Сотня чаек, зараженных, с трудом двигающихся, поднялась с корабля и атаковала Лару.

Брыкаясь, она попыталась их отогнать. Принялась вопить изо всех сил, как могла, и не только от боли, но крики замирали на губах. Металлические клювы и острые как бритва крылья терзали ее, превращая в кровавое месиво.

Но палуба обвалилась снова, и Лару подбросило вверх. Море обрушилось на нее как удар боксерской перчатки.

Изорванные веки кровоточили.

Ударившись о воду, Лара начала опускаться на дно.


Марчело огляделся. Привыкшие к полутьме глаза различили свет, исходящий от беловатой кашицы, которая покрывала все вокруг – даже пол и большую часть стен: какая-то бесцветная жижа, но на мокрую соль не похоже. Он поковырял ее ногтем здоровой руки и понюхал. Воняло водорослями и птицами, сотнями птиц.

Нужно выбираться отсюда как можно быстрее. Обшарив каждую переборку руками, за плюющимся искрами механизмом Марчело обнаружил люк, который, по всей видимости, вел в другую часть корабля. Может, он найдет там лестницу, вылезет на палубу и окажется, наконец, на воздухе; справа было какое-то колесико. Одной рукой Марчело изо всех сил попытался повернуть его сначала в одну, потом в другую сторону.

Люк не открывался. Мальчик попробовал помочь себе больной рукой, но ничего не вышло.

Он отошел, истратив последние силы. Ноги отяжелели и не слушались.

Хотелось плакать и кричать.

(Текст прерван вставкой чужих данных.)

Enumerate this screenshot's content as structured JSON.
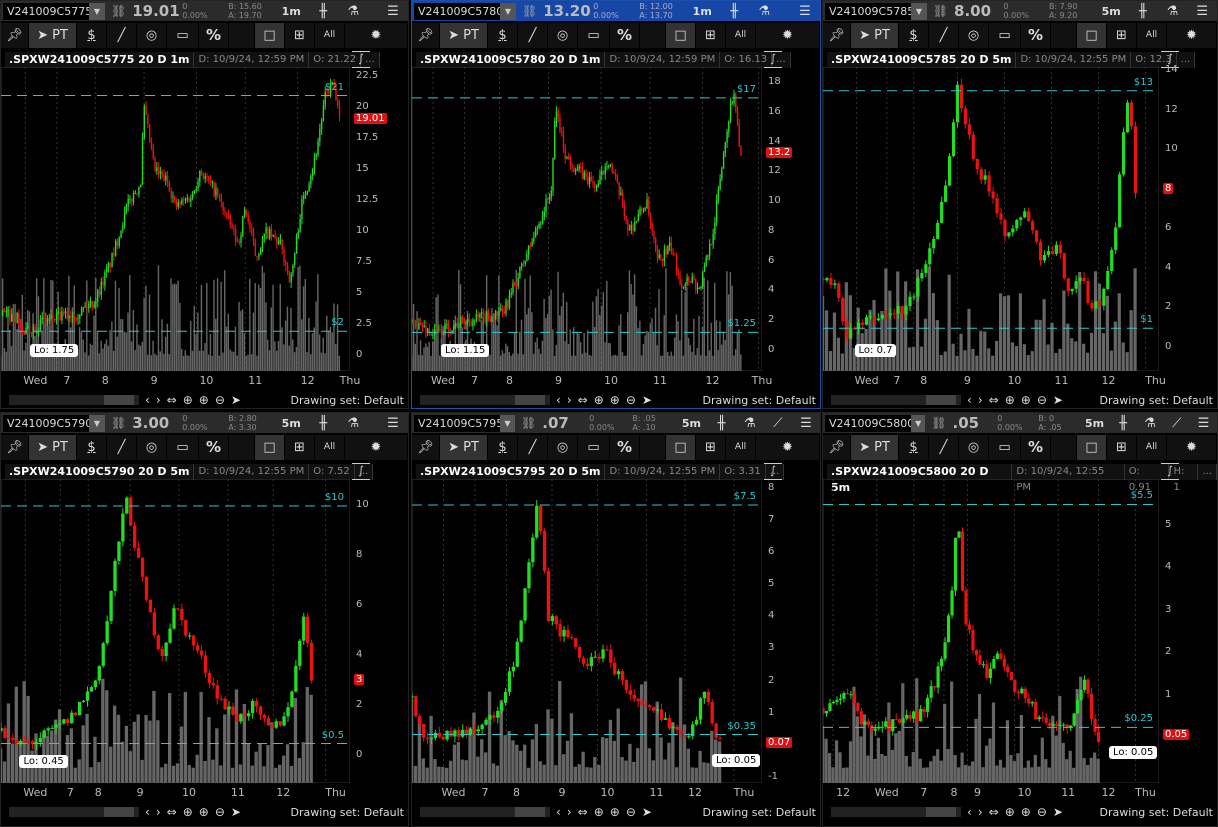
{
  "toolbar": {
    "pt": "PT",
    "dollar": "$",
    "percent": "%",
    "all": "All"
  },
  "panels": [
    {
      "symbol": "V241009C5775",
      "last": "19.01",
      "chg": "0",
      "chg_pct": "0.00%",
      "bid": "B: 15.60",
      "ask": "A: 19.70",
      "tf": "1m",
      "active": false,
      "drawing_icon": false,
      "title": ".SPXW241009C5775 20 D 1m",
      "date": "D: 10/9/24, 12:59 PM",
      "open": "O: 21.22",
      "extra": "...",
      "y_range": [
        -1.2,
        23.3
      ],
      "y_ticks": [
        "22.5",
        "20",
        "17.5",
        "15",
        "12.5",
        "10",
        "7.5",
        "5",
        "2.5",
        "0"
      ],
      "price_tag": "19.01",
      "price": 19.01,
      "hi_label": "$21",
      "hi": 21,
      "lo_label": "$2",
      "lo": 2,
      "low_label": "Lo: 1.75",
      "low": 1.75,
      "low_t": 0.6,
      "candles": 190,
      "x_ticks": [
        [
          "Wed",
          0.7
        ],
        [
          "7",
          1.6
        ],
        [
          "8",
          2.7
        ],
        [
          "9",
          4.1
        ],
        [
          "10",
          5.6
        ],
        [
          "11",
          7.0
        ],
        [
          "12",
          8.5
        ],
        [
          "Thu",
          10
        ]
      ],
      "anchors": [
        [
          0,
          3.5
        ],
        [
          0.5,
          3
        ],
        [
          0.6,
          1.75
        ],
        [
          1.2,
          2.8
        ],
        [
          2.2,
          3.5
        ],
        [
          2.7,
          4.5
        ],
        [
          3.2,
          8
        ],
        [
          3.6,
          12
        ],
        [
          4.0,
          14
        ],
        [
          4.1,
          20
        ],
        [
          4.4,
          15
        ],
        [
          4.8,
          14
        ],
        [
          5.0,
          12
        ],
        [
          5.5,
          13
        ],
        [
          5.7,
          15
        ],
        [
          6.2,
          13
        ],
        [
          6.5,
          11
        ],
        [
          6.8,
          9
        ],
        [
          7.0,
          12
        ],
        [
          7.3,
          8
        ],
        [
          7.6,
          10
        ],
        [
          8.0,
          9
        ],
        [
          8.3,
          6
        ],
        [
          8.6,
          12
        ],
        [
          9.0,
          16
        ],
        [
          9.3,
          21
        ],
        [
          9.5,
          22
        ],
        [
          9.7,
          19
        ]
      ],
      "drawing_set": "Drawing set: Default"
    },
    {
      "symbol": "V241009C5780",
      "last": "13.20",
      "chg": "0",
      "chg_pct": "0.00%",
      "bid": "B: 12.00",
      "ask": "A: 13.70",
      "tf": "1m",
      "active": true,
      "drawing_icon": false,
      "title": ".SPXW241009C5780 20 D 1m",
      "date": "D: 10/9/24, 12:59 PM",
      "open": "O: 16.13",
      "extra": "...",
      "y_range": [
        -1.34,
        19.07
      ],
      "y_ticks": [
        "18",
        "16",
        "14",
        "12",
        "10",
        "8",
        "6",
        "4",
        "2",
        "0"
      ],
      "price_tag": "13.2",
      "price": 13.2,
      "hi_label": "$17",
      "hi": 17,
      "lo_label": "$1.25",
      "lo": 1.25,
      "low_label": "Lo: 1.15",
      "low": 1.15,
      "low_t": 0.6,
      "candles": 190,
      "x_ticks": [
        [
          "Wed",
          0.6
        ],
        [
          "7",
          1.5
        ],
        [
          "8",
          2.5
        ],
        [
          "9",
          3.9
        ],
        [
          "10",
          5.4
        ],
        [
          "11",
          6.8
        ],
        [
          "12",
          8.3
        ],
        [
          "Thu",
          9.9
        ]
      ],
      "anchors": [
        [
          0,
          2
        ],
        [
          0.4,
          1.5
        ],
        [
          0.6,
          1.15
        ],
        [
          1.5,
          2
        ],
        [
          2.6,
          2.5
        ],
        [
          3.2,
          6
        ],
        [
          3.7,
          9
        ],
        [
          4.0,
          11
        ],
        [
          4.1,
          16.5
        ],
        [
          4.4,
          13
        ],
        [
          4.8,
          12
        ],
        [
          5.3,
          11
        ],
        [
          5.6,
          13
        ],
        [
          6,
          10
        ],
        [
          6.2,
          8
        ],
        [
          6.7,
          10
        ],
        [
          7.0,
          6
        ],
        [
          7.4,
          7
        ],
        [
          7.7,
          4.5
        ],
        [
          8.0,
          5
        ],
        [
          8.2,
          4
        ],
        [
          8.6,
          8
        ],
        [
          9.0,
          15
        ],
        [
          9.2,
          17.5
        ],
        [
          9.4,
          13
        ]
      ],
      "drawing_set": "Drawing set: Default"
    },
    {
      "symbol": "V241009C5785",
      "last": "8.00",
      "chg": "0",
      "chg_pct": "0.00%",
      "bid": "B: 7.90",
      "ask": "A: 9.20",
      "tf": "5m",
      "active": false,
      "drawing_icon": false,
      "title": ".SPXW241009C5785 20 D 5m",
      "date": "D: 10/9/24, 12:55 PM",
      "open": "O: 12.3",
      "extra": "...",
      "y_range": [
        -1.16,
        14.2
      ],
      "y_ticks": [
        "14",
        "12",
        "10",
        "8",
        "6",
        "4",
        "2",
        "0"
      ],
      "price_tag": "8",
      "price": 8,
      "hi_label": "$13",
      "hi": 13,
      "lo_label": "$1",
      "lo": 1,
      "low_label": "Lo: 0.7",
      "low": 0.7,
      "low_t": 0.7,
      "candles": 80,
      "x_ticks": [
        [
          "Wed",
          1.0
        ],
        [
          "7",
          1.9
        ],
        [
          "8",
          2.7
        ],
        [
          "9",
          4.0
        ],
        [
          "10",
          5.4
        ],
        [
          "11",
          6.8
        ],
        [
          "12",
          8.2
        ],
        [
          "Thu",
          9.6
        ]
      ],
      "anchors": [
        [
          0,
          3.5
        ],
        [
          0.4,
          3
        ],
        [
          0.7,
          0.7
        ],
        [
          1.5,
          1.5
        ],
        [
          2.5,
          2
        ],
        [
          3.0,
          4
        ],
        [
          3.5,
          7
        ],
        [
          3.8,
          10
        ],
        [
          4.0,
          13.2
        ],
        [
          4.3,
          11
        ],
        [
          4.6,
          9
        ],
        [
          5.0,
          8
        ],
        [
          5.5,
          5.5
        ],
        [
          6,
          7
        ],
        [
          6.5,
          4.5
        ],
        [
          7,
          5
        ],
        [
          7.3,
          3
        ],
        [
          7.7,
          3.5
        ],
        [
          8,
          2
        ],
        [
          8.3,
          2.5
        ],
        [
          8.7,
          6
        ],
        [
          8.9,
          10
        ],
        [
          9.1,
          13
        ],
        [
          9.3,
          8
        ]
      ],
      "drawing_set": "Drawing set: Default"
    },
    {
      "symbol": "V241009C5790",
      "last": "3.00",
      "chg": "0",
      "chg_pct": "0.00%",
      "bid": "B: 2.80",
      "ask": "A: 3.30",
      "tf": "5m",
      "active": false,
      "drawing_icon": false,
      "title": ".SPXW241009C5790 20 D 5m",
      "date": "D: 10/9/24, 12:55 PM",
      "open": "O: 7.52",
      "extra": "...",
      "y_range": [
        -1.08,
        11.08
      ],
      "y_ticks": [
        "10",
        "8",
        "6",
        "4",
        "2",
        "0"
      ],
      "price_tag": "3",
      "price": 3,
      "hi_label": "$10",
      "hi": 10,
      "lo_label": "$0.5",
      "lo": 0.5,
      "low_label": "Lo: 0.45",
      "low": 0.45,
      "low_t": 0.3,
      "candles": 80,
      "x_ticks": [
        [
          "Wed",
          0.7
        ],
        [
          "7",
          1.7
        ],
        [
          "8",
          2.5
        ],
        [
          "9",
          3.7
        ],
        [
          "10",
          5.1
        ],
        [
          "11",
          6.5
        ],
        [
          "12",
          7.8
        ],
        [
          "Thu",
          9.3
        ]
      ],
      "anchors": [
        [
          0,
          1
        ],
        [
          0.3,
          0.45
        ],
        [
          1,
          0.6
        ],
        [
          2,
          1.5
        ],
        [
          2.7,
          3
        ],
        [
          3.0,
          5
        ],
        [
          3.3,
          8
        ],
        [
          3.6,
          10.3
        ],
        [
          3.9,
          8
        ],
        [
          4.2,
          6
        ],
        [
          4.6,
          4
        ],
        [
          5.0,
          6
        ],
        [
          5.3,
          5
        ],
        [
          5.7,
          4
        ],
        [
          6,
          3
        ],
        [
          6.4,
          2
        ],
        [
          6.8,
          1.5
        ],
        [
          7.2,
          2
        ],
        [
          7.7,
          1
        ],
        [
          8.1,
          1.5
        ],
        [
          8.4,
          3
        ],
        [
          8.7,
          6
        ],
        [
          8.9,
          3
        ]
      ],
      "drawing_set": "Drawing set: Default"
    },
    {
      "symbol": "V241009C5795",
      "last": ".07",
      "chg": "0",
      "chg_pct": "0.00%",
      "bid": "B: .05",
      "ask": "A: .10",
      "tf": "5m",
      "active": false,
      "drawing_icon": true,
      "title": ".SPXW241009C5795 20 D 5m",
      "date": "D: 10/9/24, 12:55 PM",
      "open": "O: 3.31",
      "extra": "...",
      "y_range": [
        -1.16,
        8.31
      ],
      "y_ticks": [
        "8",
        "7",
        "6",
        "5",
        "4",
        "3",
        "2",
        "1",
        "0",
        "-1"
      ],
      "price_tag": "0.07",
      "price": 0.07,
      "hi_label": "$7.5",
      "hi": 7.5,
      "lo_label": "$0.35",
      "lo": 0.35,
      "low_label": "Lo: 0.05",
      "low": 0.05,
      "low_t": 8.8,
      "candles": 80,
      "x_ticks": [
        [
          "Wed",
          0.9
        ],
        [
          "7",
          1.8
        ],
        [
          "8",
          2.7
        ],
        [
          "9",
          4.0
        ],
        [
          "10",
          5.3
        ],
        [
          "11",
          6.7
        ],
        [
          "12",
          7.8
        ],
        [
          "Thu",
          9.2
        ]
      ],
      "anchors": [
        [
          0,
          1.5
        ],
        [
          0.3,
          0.3
        ],
        [
          1.5,
          0.4
        ],
        [
          2.5,
          1
        ],
        [
          3.0,
          3
        ],
        [
          3.4,
          6
        ],
        [
          3.6,
          7.6
        ],
        [
          3.9,
          4
        ],
        [
          4.3,
          3.5
        ],
        [
          4.7,
          3
        ],
        [
          5,
          2.5
        ],
        [
          5.5,
          3
        ],
        [
          6,
          2
        ],
        [
          6.5,
          1.2
        ],
        [
          7,
          1
        ],
        [
          7.5,
          0.6
        ],
        [
          8,
          0.4
        ],
        [
          8.4,
          2
        ],
        [
          8.6,
          0.5
        ],
        [
          8.8,
          0.07
        ]
      ],
      "drawing_set": "Drawing set: Default"
    },
    {
      "symbol": "V241009C5800",
      "last": ".05",
      "chg": "0",
      "chg_pct": "0.00%",
      "bid": "B: 0",
      "ask": "A: .05",
      "tf": "5m",
      "active": false,
      "drawing_icon": true,
      "title": ".SPXW241009C5800 20 D 5m",
      "date": "D: 10/9/24, 12:55 PM",
      "open": "O: 0.91",
      "extra": "H: 1",
      "extra2": "...",
      "y_range": [
        -1.06,
        6.1
      ],
      "y_ticks": [
        "5",
        "4",
        "3",
        "2",
        "1",
        "0"
      ],
      "price_tag": "0.05",
      "price": 0.05,
      "hi_label": "$5.5",
      "hi": 5.5,
      "lo_label": "$0.25",
      "lo": 0.25,
      "low_label": "Lo: 0.05",
      "low": 0.05,
      "low_t": 8.5,
      "candles": 80,
      "x_ticks": [
        [
          "12",
          0.3
        ],
        [
          "Wed",
          1.6
        ],
        [
          "7",
          2.7
        ],
        [
          "8",
          3.6
        ],
        [
          "9",
          4.3
        ],
        [
          "10",
          5.7
        ],
        [
          "11",
          7.0
        ],
        [
          "12",
          8.2
        ],
        [
          "Thu",
          9.3
        ]
      ],
      "anchors": [
        [
          0,
          0.7
        ],
        [
          0.8,
          1
        ],
        [
          1.2,
          0.3
        ],
        [
          2,
          0.3
        ],
        [
          3,
          0.6
        ],
        [
          3.4,
          1.5
        ],
        [
          3.8,
          3
        ],
        [
          4.0,
          5.4
        ],
        [
          4.2,
          3
        ],
        [
          4.5,
          2
        ],
        [
          4.9,
          1.5
        ],
        [
          5.3,
          2
        ],
        [
          5.6,
          1.3
        ],
        [
          6,
          1
        ],
        [
          6.4,
          0.5
        ],
        [
          6.8,
          0.3
        ],
        [
          7.4,
          0.3
        ],
        [
          7.8,
          1.4
        ],
        [
          8.0,
          0.5
        ],
        [
          8.2,
          0.05
        ]
      ],
      "drawing_set": "Drawing set: Default"
    }
  ]
}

Марчело снова посмотрел наверх. Потолок слишком высоко – не заберешься, даже свалив в кучу все упавшие с палубы обломки. А уж о том, чтобы залезть на загнутые вниз куски труб, даже думать не стоит.

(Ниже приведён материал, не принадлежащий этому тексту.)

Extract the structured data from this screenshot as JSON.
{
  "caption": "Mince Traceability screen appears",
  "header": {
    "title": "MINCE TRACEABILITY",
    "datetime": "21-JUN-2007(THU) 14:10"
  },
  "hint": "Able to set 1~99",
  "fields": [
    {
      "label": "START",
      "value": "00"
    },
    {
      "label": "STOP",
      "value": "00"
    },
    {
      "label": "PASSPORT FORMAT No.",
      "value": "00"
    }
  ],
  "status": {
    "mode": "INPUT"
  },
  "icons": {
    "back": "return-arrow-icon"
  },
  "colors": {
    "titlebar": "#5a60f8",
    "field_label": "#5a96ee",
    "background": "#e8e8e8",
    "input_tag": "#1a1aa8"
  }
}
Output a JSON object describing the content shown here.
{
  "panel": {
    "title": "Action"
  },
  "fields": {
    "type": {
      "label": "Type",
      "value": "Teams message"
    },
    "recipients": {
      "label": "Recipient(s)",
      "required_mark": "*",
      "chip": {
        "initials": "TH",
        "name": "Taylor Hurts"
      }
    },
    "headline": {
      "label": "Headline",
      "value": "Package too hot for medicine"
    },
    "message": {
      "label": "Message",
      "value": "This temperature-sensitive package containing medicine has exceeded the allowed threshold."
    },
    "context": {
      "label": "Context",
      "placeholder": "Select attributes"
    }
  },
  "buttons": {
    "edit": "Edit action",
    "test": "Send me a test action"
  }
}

Он еще несколько раз громко позвал Лару. Если бы сестра была рядом, живая, она бы как-нибудь его вытащила. Хотя, может, Лара побежала к лодке за тросом.

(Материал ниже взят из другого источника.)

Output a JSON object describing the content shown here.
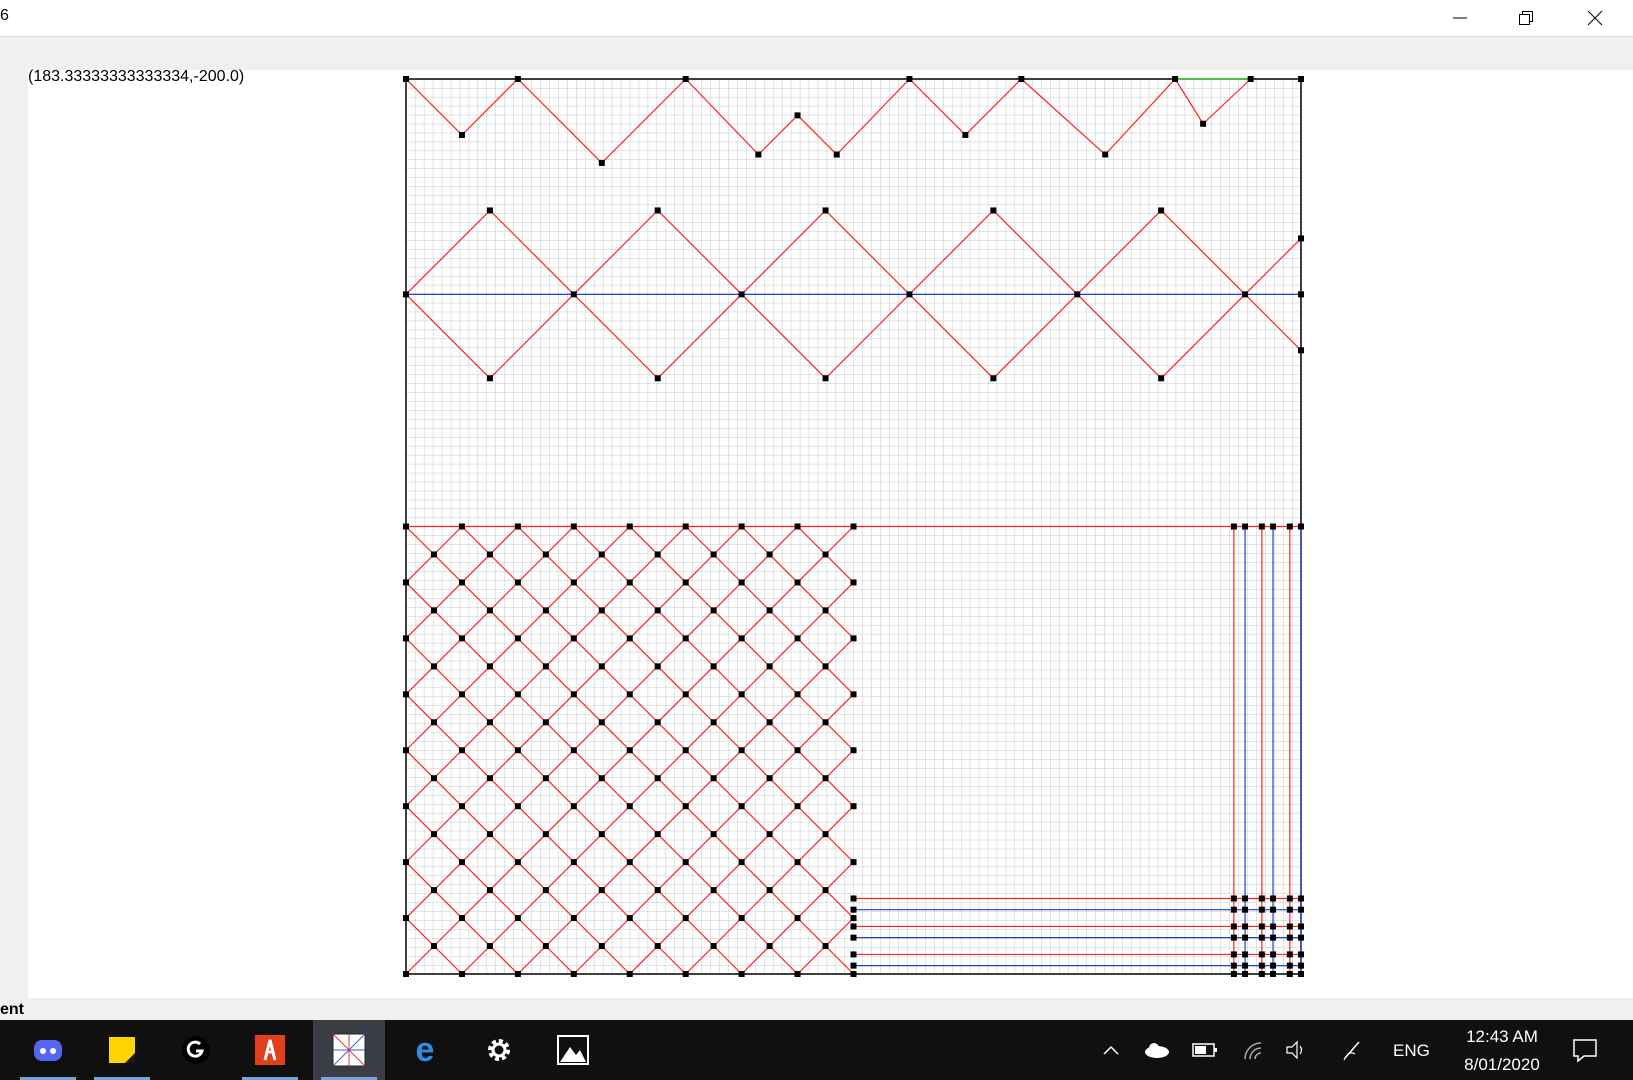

Крики чаек все никак не затихали. Марчело решил подождать. Он дрожал. Инфекция поднималась быстро – уже вся правая рука и левая нога онемели и отекли. Марчело продрог. Язык распух и едва помещался во рту.

Усевшись в черную лужу, мальчик вытянул больную ногу. Поможет ли это, он не знал, но помнил, что сказала Лара: «Соленая вода замедляет заражение». Жаль, что шел дождь и море стало почти пресным, как пруд.

У самых его ног, превращаясь в металл, лежала наживка, которую он меньше двадцати минут назад сжимал в кулаке. Деформированное тельце мыши почти обезглавлено дождем обломков.

Мурашки, море под полом холодное. Старое. Воняет гнилью.

А вдруг и его ждет такой же конец, как эту уродливую наживку; рано или поздно он не сможет больше двигаться, а дождь зальет трюм. С металлическими рукой и ногой – или всем телом, кто знает, – он точно утонет.

Что-то с чудовищным грохотом, ударяясь о трубы над головой, свалилось вниз в полуметре от Марчело. Его окатило водой.

Мальчик подтянул к себе одно колено (другое почти не сгибалось).

Хлопанье крыльев, брызги, сдавленный птичий крик.

Это была большая чайка, перепачканная кровью. Одним крылом, согнутым под прямым углом и одеревеневшим, она царапала пол: раздавался скрежет.

– КТОТЫКТОТЫКТОТЫ? – спросила полутьма новую жертву.

Попав в пучок искр, еще один бумажный шарик вспыхнул.

– ЛАРА (?) – произнес голос таким же вопросительным тоном.

Марчело достал блокнот, но тот вывалился из пальцев. Писать правой рукой он теперь совсем не мог – даже самое простое движение было ему не под силу. Мальчик встал на одну ногу и подобрал блокнот.

Чайка билась в луже, крутилась вокруг своей оси, обрызгивая все вокруг черной водой и кровью.

На одной ноге Марчело прыжками добрался до машины, из которой летели искры. Хотелось свалить ее на пол и пинками заставить замолчать: «Может, зараженной ногой, металл об металл…»

Но вместо этого он нашел силы написать всего одно слово, передавая его бумаге, как крик и молитву:

Х

в

а

т

и

и

и

и

и

т

…И повалился на машину.

Ноги его больше не держали. Блокнот полетел в искры. Бумага вспыхнула, шкив дернулся сильнее, чем раньше: казалось, он вот-вот заведет механизм.

Марчело свалился в воду на полу. Больше своим телом он управлять не мог. Не мог даже поднять руки. Ноги тяжелые как камень. Дышать почти невозможно. Мороз растекается по телу, забирается в кости, все глубже и глубже.

Будто тебя пожирают живьем.

Он издал вопль, запрокинул голову и прикрыл глаза. Подумал о Ларе. Увидел, как она опускается на дно, вытягивая руки в его сторону.

Чайка уже подползла к его ногам, царапая металлом о металл. Теплые капли обрызгали лицо.